Bill C-16 stipulates in order to allow citizenship to be granted to the minor, the adoption must create a genuine parent-child relationship, be in the best interests of the child and cannot have been intended to circumvent Canadian immigration or citizenship law. Under clause 43(1) defining the terms of this relationship are left to the minister's discretion. The clause “in the best interests of the child” was added to Bill C-63 at the last minute, although it had not been recommended or requested by any witness and retained in Bill C-16.
On the issue of redefining the family, clause 43 of Bill C-16 grants the minister the power to specify who may make an application under the act on behalf of a minor and to define what constitutes a relationship of parent and child for the purposes of determining entitlement to citizenship under any provisions of the act.
On the issue of patronage, clauses 31 and 32 of Bill C-16 maintain the tradition of patronage appointments. All citizenship judges will be reclassified as citizenship commissioners, however, all but their ceremonial duties and other duties as requested will be taken over by departmental officials.
On the issue of language requirements to gain citizenship, clause 6 of Bill C-16 states that the applicant will have an adequate knowledge of one of the official languages of Canada. No provisions are included on how this is to be judged or by whom.
Clause 34 deals with the citizenship oath. There appears to be little public input on the content of the new oath in Bill C-16. The minister prepared the oath on her own. This could have provided an ideal opportunity for a nationwide patriotic debate. I agree with many of the members who have said that it is a very significant, historic family occasion when people make their oaths of allegiance to the country. This is probably the biggest thing that will happen in their lives outside of getting married and having a child. It is very, very important and Canadians need to have input.
The minister's first legislation should have been aimed at fixing a failed immigration system rather than citizenship, especially considering that the Citizenship Act refers to the Immigration Act in several places. More than five years after the Liberal controlled standing committee made its recommendations on citizenship, the minister re-tabled legislation which delivers little of what was recommended.

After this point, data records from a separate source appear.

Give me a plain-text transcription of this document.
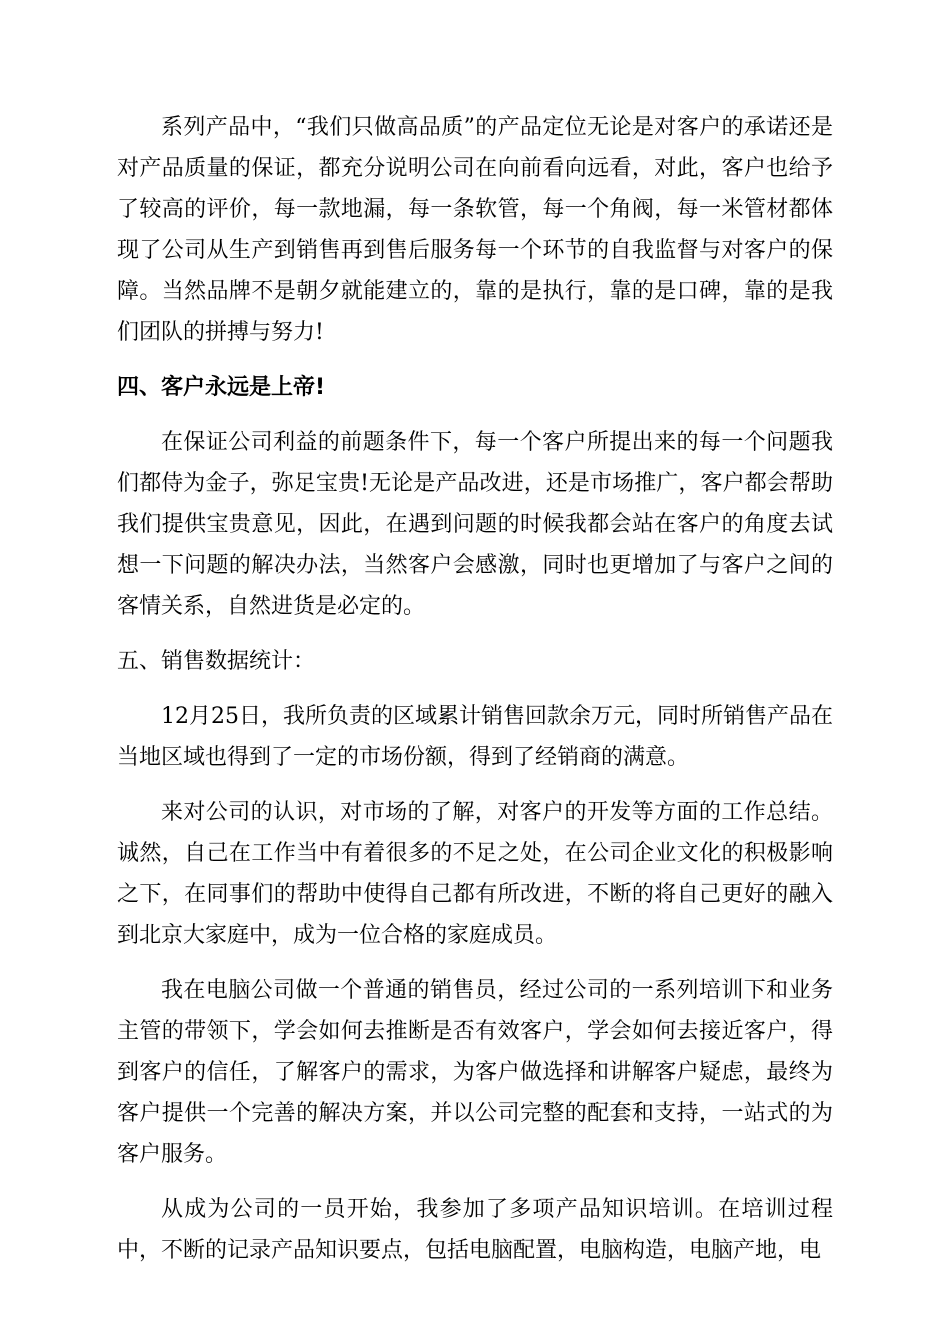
系列产品中，“我们只做高品质”的产品定位无论是对客户的承诺还是对产品质量的保证，都充分说明公司在向前看向远看，对此，客户也给予了较高的评价，每一款地漏，每一条软管，每一个角阀，每一米管材都体现了公司从生产到销售再到售后服务每一个环节的自我监督与对客户的保障。当然品牌不是朝夕就能建立的，靠的是执行，靠的是口碑，靠的是我们团队的拼搏与努力!

四、客户永远是上帝!

在保证公司利益的前题条件下，每一个客户所提出来的每一个问题我们都侍为金子，弥足宝贵!无论是产品改进，还是市场推广，客户都会帮助我们提供宝贵意见，因此，在遇到问题的时候我都会站在客户的角度去试想一下问题的解决办法，当然客户会感激，同时也更增加了与客户之间的客情关系，自然进货是必定的。

五、销售数据统计：

12月25日，我所负责的区域累计销售回款余万元，同时所销售产品在当地区域也得到了一定的市场份额，得到了经销商的满意。

来对公司的认识，对市场的了解，对客户的开发等方面的工作总结。诚然，自己在工作当中有着很多的不足之处，在公司企业文化的积极影响之下，在同事们的帮助中使得自己都有所改进，不断的将自己更好的融入到北京大家庭中，成为一位合格的家庭成员。

我在电脑公司做一个普通的销售员，经过公司的一系列培训下和业务主管的带领下，学会如何去推断是否有效客户，学会如何去接近客户，得到客户的信任，了解客户的需求，为客户做选择和讲解客户疑虑，最终为客户提供一个完善的解决方案，并以公司完整的配套和支持，一站式的为客户服务。

从成为公司的一员开始，我参加了多项产品知识培训。在培训过程中，不断的记录产品知识要点，包括电脑配置，电脑构造，电脑产地，电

The legislation reconfirms that any child born in Canada, except to a diplomat, is automatically a Canadian citizen. This is contrary to what the standing committee, the CIC department, the official opposition and many Canadians support. The minister has shown arrogance and lack of respect for parliament by proposing that critical changes be made by her behind closed doors and by retaining patronage appointments even after job positions are eliminated.
Bringing this piece of legislation before the House at first reading when it had reached report stage in a previous session is an admission on the part of the government that Bill C-16 requires further examination. However, the minimal changes that have been made to the bill easily could have been made during report stage. The minister should focus on fixing our immigration system.
In conclusion, the debate I have heard today certainly tells me that a lot of work needs to be done on the bill. The big point which I need to re-emphasize, and the member for Kitchener—Waterloo made this a key point, is that this country cannot tolerate two classes of citizenship. We all want to be first class. There is only one status.